2.§ 3 Abs. 1b S. 1 Nr. 3 UStG ist auf Art. 5 Abs. 6 der 6.EG-RL zurückzuführen. Danach wird einer Lieferung gegen Entgelt u.a. gleichgestellt die Entnahme eines Gegenstands durch einen Steuerpflichtigen aus seinem Unternehmen als unentgeltliche Zuwendung oder allgemein für unternehmensfremde Zwecke, wenn dieser Gegenstand oder seine Bestandteile zu einem vollen oder teilweisen Abzug der Mehrwertsteuer berechtigt haben.

Der EuGH hat Art. 5 Abs. 6 der 6. EG-RL dahin verstanden, dass unentgeltliche Zuwendungen den entgeltlichen Lieferungen auch dann gleichgestellt sind, wenn sie zu Zwecken des Unternehmens erfolgt sind (Urteil vom 27.04.1999, Rs. C-48/97, "Kuwait Petroleum", Slg. 1999, I-2323, Rn. 22).

3. Baut ein Unternehmer auf fremdem Grund und Boden eine Straße (Kreisverkehr), wird der Grundstückseigentümer auch der rechtliche Eigentümer des Bauwerks. Jedenfalls dann, wenn sich der Unternehmer keine Nutzungsrechte vorbehalten hat, liegt eine zielgerichtete Zuwendung an den Grundstückseigentümer vor. Diese ist unentgeltlich, wenn der Grundstückseigentümer kein Entgelt für das Bauwerk zu zahlen hat.

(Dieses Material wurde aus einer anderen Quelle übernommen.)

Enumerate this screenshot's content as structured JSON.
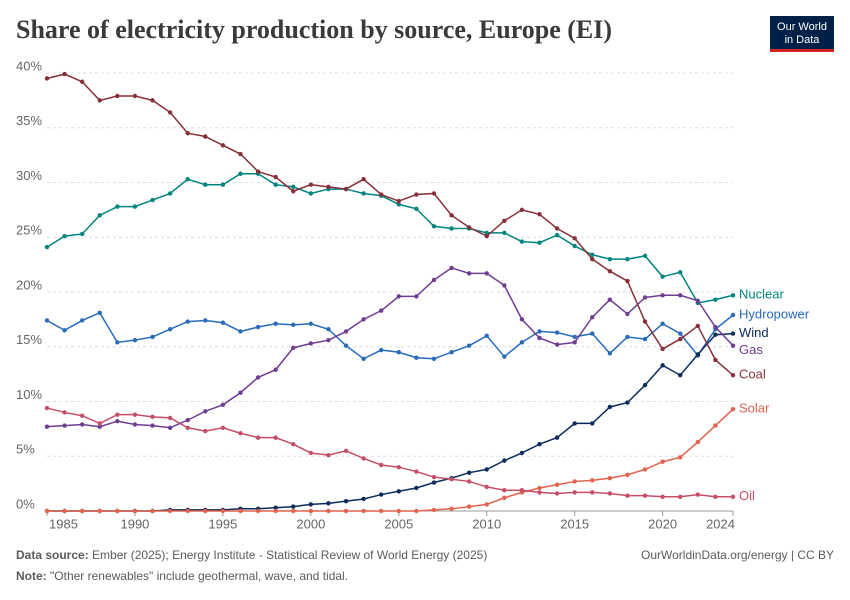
{
  "chart_data": {
    "type": "line",
    "title": "Share of electricity production by source, Europe (EI)",
    "logo": [
      "Our World",
      "in Data"
    ],
    "x": [
      1985,
      1986,
      1987,
      1988,
      1989,
      1990,
      1991,
      1992,
      1993,
      1994,
      1995,
      1996,
      1997,
      1998,
      1999,
      2000,
      2001,
      2002,
      2003,
      2004,
      2005,
      2006,
      2007,
      2008,
      2009,
      2010,
      2011,
      2012,
      2013,
      2014,
      2015,
      2016,
      2017,
      2018,
      2019,
      2020,
      2021,
      2022,
      2023,
      2024
    ],
    "series": [
      {
        "name": "Nuclear",
        "color": "#00847e",
        "values": [
          24.1,
          25.1,
          25.3,
          27.0,
          27.8,
          27.8,
          28.4,
          29.0,
          30.3,
          29.8,
          29.8,
          30.8,
          30.8,
          29.8,
          29.6,
          29.0,
          29.4,
          29.4,
          29.0,
          28.8,
          28.0,
          27.6,
          26.0,
          25.8,
          25.8,
          25.4,
          25.4,
          24.6,
          24.5,
          25.2,
          24.2,
          23.4,
          23.0,
          23.0,
          23.3,
          21.4,
          21.8,
          19.0,
          19.3,
          19.7
        ]
      },
      {
        "name": "Hydropower",
        "color": "#286bbb",
        "values": [
          17.4,
          16.5,
          17.4,
          18.1,
          15.4,
          15.6,
          15.9,
          16.6,
          17.3,
          17.4,
          17.2,
          16.4,
          16.8,
          17.1,
          17.0,
          17.1,
          16.6,
          15.1,
          13.9,
          14.7,
          14.5,
          14.0,
          13.9,
          14.5,
          15.1,
          16.0,
          14.1,
          15.4,
          16.4,
          16.3,
          15.9,
          16.2,
          14.4,
          15.9,
          15.7,
          17.1,
          16.2,
          14.2,
          16.6,
          17.9
        ]
      },
      {
        "name": "Wind",
        "color": "#0d2b5b",
        "values": [
          0,
          0,
          0,
          0,
          0,
          0,
          0,
          0.1,
          0.1,
          0.1,
          0.1,
          0.2,
          0.2,
          0.3,
          0.4,
          0.6,
          0.7,
          0.9,
          1.1,
          1.5,
          1.8,
          2.1,
          2.6,
          3.0,
          3.5,
          3.8,
          4.6,
          5.3,
          6.1,
          6.7,
          8.0,
          8.0,
          9.5,
          9.9,
          11.5,
          13.3,
          12.4,
          14.3,
          16.1,
          16.2
        ]
      },
      {
        "name": "Gas",
        "color": "#6d3e91",
        "values": [
          7.7,
          7.8,
          7.9,
          7.7,
          8.2,
          7.9,
          7.8,
          7.6,
          8.3,
          9.1,
          9.7,
          10.8,
          12.2,
          12.9,
          14.9,
          15.3,
          15.6,
          16.4,
          17.5,
          18.3,
          19.6,
          19.6,
          21.1,
          22.2,
          21.7,
          21.7,
          20.6,
          17.5,
          15.8,
          15.2,
          15.4,
          17.7,
          19.3,
          18.0,
          19.5,
          19.7,
          19.7,
          19.2,
          16.8,
          15.1
        ]
      },
      {
        "name": "Coal",
        "color": "#883039",
        "values": [
          39.5,
          39.9,
          39.2,
          37.5,
          37.9,
          37.9,
          37.5,
          36.4,
          34.5,
          34.2,
          33.4,
          32.6,
          31.0,
          30.5,
          29.2,
          29.8,
          29.6,
          29.4,
          30.3,
          28.9,
          28.3,
          28.9,
          29.0,
          27.0,
          25.9,
          25.1,
          26.5,
          27.5,
          27.1,
          25.8,
          24.9,
          23.0,
          21.9,
          21.0,
          17.3,
          14.8,
          15.7,
          16.9,
          13.8,
          12.4
        ]
      },
      {
        "name": "Solar",
        "color": "#e0624f",
        "values": [
          0,
          0,
          0,
          0,
          0,
          0,
          0,
          0,
          0,
          0,
          0,
          0,
          0,
          0,
          0,
          0,
          0,
          0,
          0,
          0,
          0,
          0,
          0.1,
          0.2,
          0.4,
          0.6,
          1.2,
          1.7,
          2.1,
          2.4,
          2.7,
          2.8,
          3.0,
          3.3,
          3.8,
          4.5,
          4.9,
          6.3,
          7.8,
          9.3
        ]
      },
      {
        "name": "Oil",
        "color": "#c44f67",
        "values": [
          9.4,
          9.0,
          8.7,
          8.0,
          8.8,
          8.8,
          8.6,
          8.5,
          7.6,
          7.3,
          7.6,
          7.1,
          6.7,
          6.7,
          6.1,
          5.3,
          5.1,
          5.5,
          4.8,
          4.2,
          4.0,
          3.6,
          3.1,
          2.9,
          2.7,
          2.2,
          1.9,
          1.9,
          1.7,
          1.6,
          1.7,
          1.7,
          1.6,
          1.4,
          1.4,
          1.3,
          1.3,
          1.5,
          1.3,
          1.3
        ]
      }
    ],
    "xlim": [
      1985,
      2024
    ],
    "xticks": [
      1985,
      1990,
      1995,
      2000,
      2005,
      2010,
      2015,
      2020,
      2024
    ],
    "ylim": [
      0,
      40
    ],
    "yticks": [
      {
        "value": 0,
        "label": "0%"
      },
      {
        "value": 5,
        "label": "5%"
      },
      {
        "value": 10,
        "label": "10%"
      },
      {
        "value": 15,
        "label": "15%"
      },
      {
        "value": 20,
        "label": "20%"
      },
      {
        "value": 25,
        "label": "25%"
      },
      {
        "value": 30,
        "label": "30%"
      },
      {
        "value": 35,
        "label": "35%"
      },
      {
        "value": 40,
        "label": "40%"
      }
    ],
    "grid": true,
    "source_label": "Data source:",
    "source": "Ember (2025); Energy Institute - Statistical Review of World Energy (2025)",
    "credit": "OurWorldinData.org/energy | CC BY",
    "note_label": "Note:",
    "note": "\"Other renewables\" include geothermal, wave, and tidal."
  }
}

4. Im Besprechungsfall entfällt die Unentgeltlichkeit der Zuwendung nicht dadurch, dass der Kläger ohne die Errichtung des Kreisverkehrs von der Gemeinde nicht die Genehmigung für die Errichtung der Tankstelle auf seinem eigenen Grundstück erhalten hätte. Die Erteilung der Baugenehmigung ist ein Hoheitsakt und wäre selbst dann kein Entgelt für die Errichtung des Kreisverkehrs, wenn die Gemeinde die Grundstückseigentümerin wäre.

Auch der Umstand, dass die Baukosten für die Errichtung des Kreisverkehrs in die Bemessung des vom Mieter der Tankstelle zu zahlenden Mietzinses eingeflossen sind, macht die Zuwendung nicht entgeltlich. Der Mieter zahlt die Miete für die Überlassung der Tankstelle und nicht für die Zuwendung des Kreisverkehrs an die öffentliche Hand.